For example, Rumsfeld was asked whether there was a resurgence of the Taliban in Afghanistan. Simple question, right? You could answer by saying, "Yes, the Taliban presence has increased." Or "No. Everything's pretty much the way it was four years ago."
Here's what Rummy had to say: "Are there still Taliban around? You bet. Are they occupying safe havens in Pakistan and other places? Certainly, they are. Is the violence up? Yes. Does the violence tend to be up during the summer, in the spring, summer, and fall months? Yes it does. And it tends to decline during the winter period. Does that represent failed policy? I don't know. I would say not."

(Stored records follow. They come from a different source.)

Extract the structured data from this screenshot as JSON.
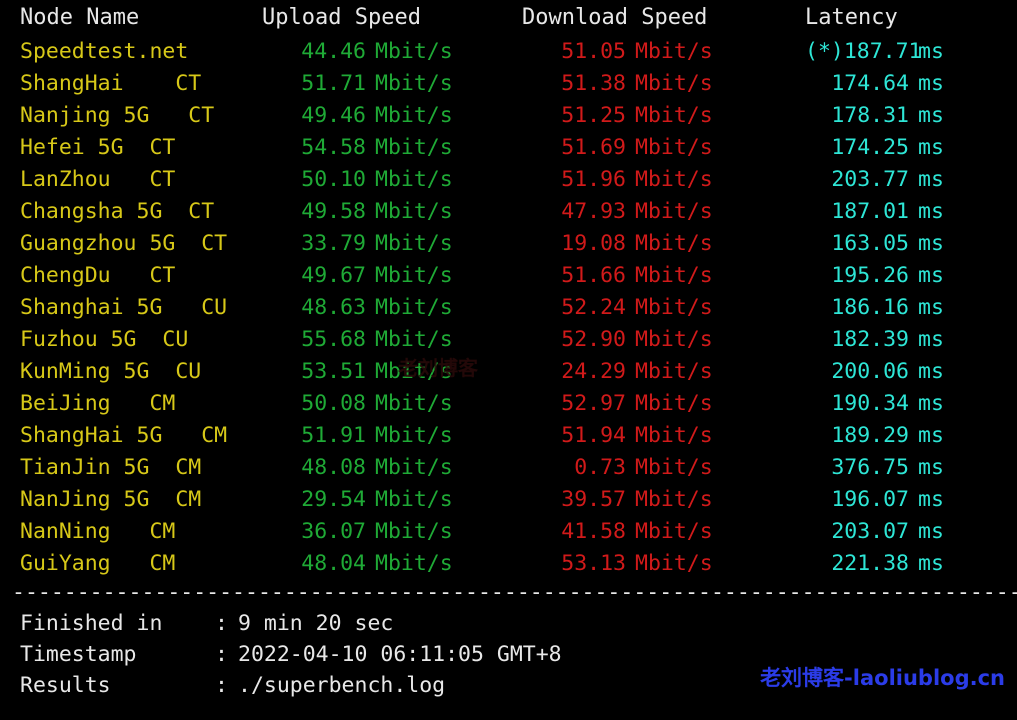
{
  "terminal": {
    "background": "#000000",
    "colors": {
      "header": "#e8e8e8",
      "node": "#d7c818",
      "upload": "#1faa36",
      "download": "#d11a1a",
      "latency": "#2ee6d6",
      "watermark": "#2b3ce8"
    }
  },
  "table": {
    "headers": {
      "node": "Node Name",
      "upload": "Upload Speed",
      "download": "Download Speed",
      "latency": "Latency"
    },
    "unit_speed": "Mbit/s",
    "unit_latency": "ms",
    "rows": [
      {
        "node": "Speedtest.net",
        "upload": "44.46",
        "download": "51.05",
        "latency": "(*)187.71"
      },
      {
        "node": "ShangHai    CT",
        "upload": "51.71",
        "download": "51.38",
        "latency": "174.64"
      },
      {
        "node": "Nanjing 5G   CT",
        "upload": "49.46",
        "download": "51.25",
        "latency": "178.31"
      },
      {
        "node": "Hefei 5G  CT",
        "upload": "54.58",
        "download": "51.69",
        "latency": "174.25"
      },
      {
        "node": "LanZhou   CT",
        "upload": "50.10",
        "download": "51.96",
        "latency": "203.77"
      },
      {
        "node": "Changsha 5G  CT",
        "upload": "49.58",
        "download": "47.93",
        "latency": "187.01"
      },
      {
        "node": "Guangzhou 5G  CT",
        "upload": "33.79",
        "download": "19.08",
        "latency": "163.05"
      },
      {
        "node": "ChengDu   CT",
        "upload": "49.67",
        "download": "51.66",
        "latency": "195.26"
      },
      {
        "node": "Shanghai 5G   CU",
        "upload": "48.63",
        "download": "52.24",
        "latency": "186.16"
      },
      {
        "node": "Fuzhou 5G  CU",
        "upload": "55.68",
        "download": "52.90",
        "latency": "182.39"
      },
      {
        "node": "KunMing 5G  CU",
        "upload": "53.51",
        "download": "24.29",
        "latency": "200.06"
      },
      {
        "node": "BeiJing   CM",
        "upload": "50.08",
        "download": "52.97",
        "latency": "190.34"
      },
      {
        "node": "ShangHai 5G   CM",
        "upload": "51.91",
        "download": "51.94",
        "latency": "189.29"
      },
      {
        "node": "TianJin 5G  CM",
        "upload": "48.08",
        "download": "0.73",
        "latency": "376.75"
      },
      {
        "node": "NanJing 5G  CM",
        "upload": "29.54",
        "download": "39.57",
        "latency": "196.07"
      },
      {
        "node": "NanNing   CM",
        "upload": "36.07",
        "download": "41.58",
        "latency": "203.07"
      },
      {
        "node": "GuiYang   CM",
        "upload": "48.04",
        "download": "53.13",
        "latency": "221.38"
      }
    ]
  },
  "separator": "----------------------------------------------------------------------------------",
  "footer": {
    "rows": [
      {
        "label": "Finished in",
        "colon": ":",
        "value": "9 min 20 sec"
      },
      {
        "label": "Timestamp",
        "colon": ":",
        "value": "2022-04-10 06:11:05 GMT+8"
      },
      {
        "label": "Results",
        "colon": ":",
        "value": "./superbench.log"
      }
    ]
  },
  "watermark": {
    "main": "老刘博客-laoliublog.cn",
    "ghost": "老刘博客"
  }
}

Brilliant. According to Rumsfeld, the Taliban are a seasonal problem, kind of like heat rash. And he even threw a few follow-up questions at himself. But, bottom line, he didn't answer the question. Which raises another question: Why is a 74-year-old man who holds one of the most important jobs in America, responding to questions from U.S. senators like a teenage boy caught with a Playboy magazine under his mattress.
"Is this your magazine, son?"
"Is it a Playboy magazine? Yes. Was it under my mattress? You bet. Do I tend to pick it up more at night, in the morning, late evening? Yes, I do. Will it be under my mattress tomorrow? I don't know. I would say not."

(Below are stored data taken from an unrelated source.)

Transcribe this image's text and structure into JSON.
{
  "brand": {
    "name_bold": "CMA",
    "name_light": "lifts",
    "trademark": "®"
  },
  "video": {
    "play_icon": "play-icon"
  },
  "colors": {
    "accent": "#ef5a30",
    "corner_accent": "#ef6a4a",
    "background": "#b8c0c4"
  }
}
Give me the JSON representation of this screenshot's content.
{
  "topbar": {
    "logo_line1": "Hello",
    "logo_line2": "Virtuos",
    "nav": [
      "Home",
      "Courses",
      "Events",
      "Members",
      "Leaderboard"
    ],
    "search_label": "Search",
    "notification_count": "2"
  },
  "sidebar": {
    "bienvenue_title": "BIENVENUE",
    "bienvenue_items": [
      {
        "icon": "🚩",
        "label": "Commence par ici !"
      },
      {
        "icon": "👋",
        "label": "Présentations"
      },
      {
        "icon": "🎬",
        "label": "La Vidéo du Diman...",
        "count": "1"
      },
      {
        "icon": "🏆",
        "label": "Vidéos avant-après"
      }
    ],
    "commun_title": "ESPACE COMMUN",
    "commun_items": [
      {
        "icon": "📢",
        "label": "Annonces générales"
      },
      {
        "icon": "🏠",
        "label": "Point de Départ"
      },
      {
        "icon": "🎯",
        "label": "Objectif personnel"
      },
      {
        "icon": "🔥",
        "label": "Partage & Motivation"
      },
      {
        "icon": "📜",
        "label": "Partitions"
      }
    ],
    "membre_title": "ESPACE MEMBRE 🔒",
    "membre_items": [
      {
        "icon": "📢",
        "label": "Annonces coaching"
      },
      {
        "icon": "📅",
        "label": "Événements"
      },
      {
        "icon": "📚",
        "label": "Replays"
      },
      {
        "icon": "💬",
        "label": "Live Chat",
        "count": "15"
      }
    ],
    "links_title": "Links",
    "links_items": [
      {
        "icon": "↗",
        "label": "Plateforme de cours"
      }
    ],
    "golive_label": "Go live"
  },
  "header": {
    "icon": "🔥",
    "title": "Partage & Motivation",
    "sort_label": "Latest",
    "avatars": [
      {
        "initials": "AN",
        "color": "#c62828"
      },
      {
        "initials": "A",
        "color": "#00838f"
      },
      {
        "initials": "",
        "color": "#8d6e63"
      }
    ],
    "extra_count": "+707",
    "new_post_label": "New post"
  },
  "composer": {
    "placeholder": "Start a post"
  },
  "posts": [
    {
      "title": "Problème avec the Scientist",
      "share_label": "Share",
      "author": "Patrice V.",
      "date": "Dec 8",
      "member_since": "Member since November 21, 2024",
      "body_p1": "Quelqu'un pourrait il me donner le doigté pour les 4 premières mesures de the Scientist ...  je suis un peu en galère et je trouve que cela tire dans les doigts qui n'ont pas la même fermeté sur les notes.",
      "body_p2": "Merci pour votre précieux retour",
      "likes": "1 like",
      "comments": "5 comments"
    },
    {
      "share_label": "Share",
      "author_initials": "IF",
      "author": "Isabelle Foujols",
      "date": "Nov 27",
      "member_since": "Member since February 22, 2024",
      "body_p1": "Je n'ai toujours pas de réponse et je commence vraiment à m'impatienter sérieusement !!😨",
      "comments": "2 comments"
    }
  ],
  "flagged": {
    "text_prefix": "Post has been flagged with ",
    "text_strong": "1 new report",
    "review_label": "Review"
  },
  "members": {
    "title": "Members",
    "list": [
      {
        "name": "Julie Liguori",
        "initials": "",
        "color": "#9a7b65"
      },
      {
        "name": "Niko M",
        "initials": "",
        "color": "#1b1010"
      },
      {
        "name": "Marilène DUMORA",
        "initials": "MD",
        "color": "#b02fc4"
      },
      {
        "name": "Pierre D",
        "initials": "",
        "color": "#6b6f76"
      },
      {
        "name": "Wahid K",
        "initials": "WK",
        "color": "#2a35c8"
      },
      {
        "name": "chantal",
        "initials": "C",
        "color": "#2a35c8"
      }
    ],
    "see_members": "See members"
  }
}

My parents wouldn't have (okay, didn't) let me get away with that kind of crap, so why are U.S. senators letting the Secretary of Defense play semantic games with issues of grave national consequence?

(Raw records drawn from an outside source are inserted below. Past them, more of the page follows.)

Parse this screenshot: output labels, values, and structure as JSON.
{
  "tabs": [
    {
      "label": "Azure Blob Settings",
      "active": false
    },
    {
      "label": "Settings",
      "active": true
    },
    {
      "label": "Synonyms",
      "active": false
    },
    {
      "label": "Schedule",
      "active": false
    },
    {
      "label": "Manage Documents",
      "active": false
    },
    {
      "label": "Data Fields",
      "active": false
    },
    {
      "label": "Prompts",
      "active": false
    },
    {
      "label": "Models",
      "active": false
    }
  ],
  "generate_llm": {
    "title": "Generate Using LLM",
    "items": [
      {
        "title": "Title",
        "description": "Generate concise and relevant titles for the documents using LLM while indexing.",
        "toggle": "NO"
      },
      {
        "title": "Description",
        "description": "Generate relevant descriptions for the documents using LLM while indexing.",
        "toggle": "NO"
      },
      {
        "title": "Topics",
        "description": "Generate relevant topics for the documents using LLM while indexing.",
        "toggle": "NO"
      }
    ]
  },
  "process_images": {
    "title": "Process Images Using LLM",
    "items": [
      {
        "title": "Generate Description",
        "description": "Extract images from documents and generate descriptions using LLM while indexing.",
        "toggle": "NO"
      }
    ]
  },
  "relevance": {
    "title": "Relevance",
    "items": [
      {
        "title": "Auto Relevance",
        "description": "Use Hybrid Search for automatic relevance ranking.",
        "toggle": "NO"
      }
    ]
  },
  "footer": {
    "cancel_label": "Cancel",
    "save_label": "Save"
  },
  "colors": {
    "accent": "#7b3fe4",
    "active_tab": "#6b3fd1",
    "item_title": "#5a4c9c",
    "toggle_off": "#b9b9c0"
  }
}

Rumsfeld later claimed that the senators would have "a dickens of a time" finding evidence of him painting a "rosy picture" of the situation in Iraq. It was a lie so bold and bald-faced it took your breath away. Within minutes, examples of Rumsfeld's rosy verbal pictures were all over the Internet.
So why does this man still have his job? I'll let Rummy answer: "Do I still have a job? Yes, certainly. Do we know why? No. Is this just nuts? I would say yes."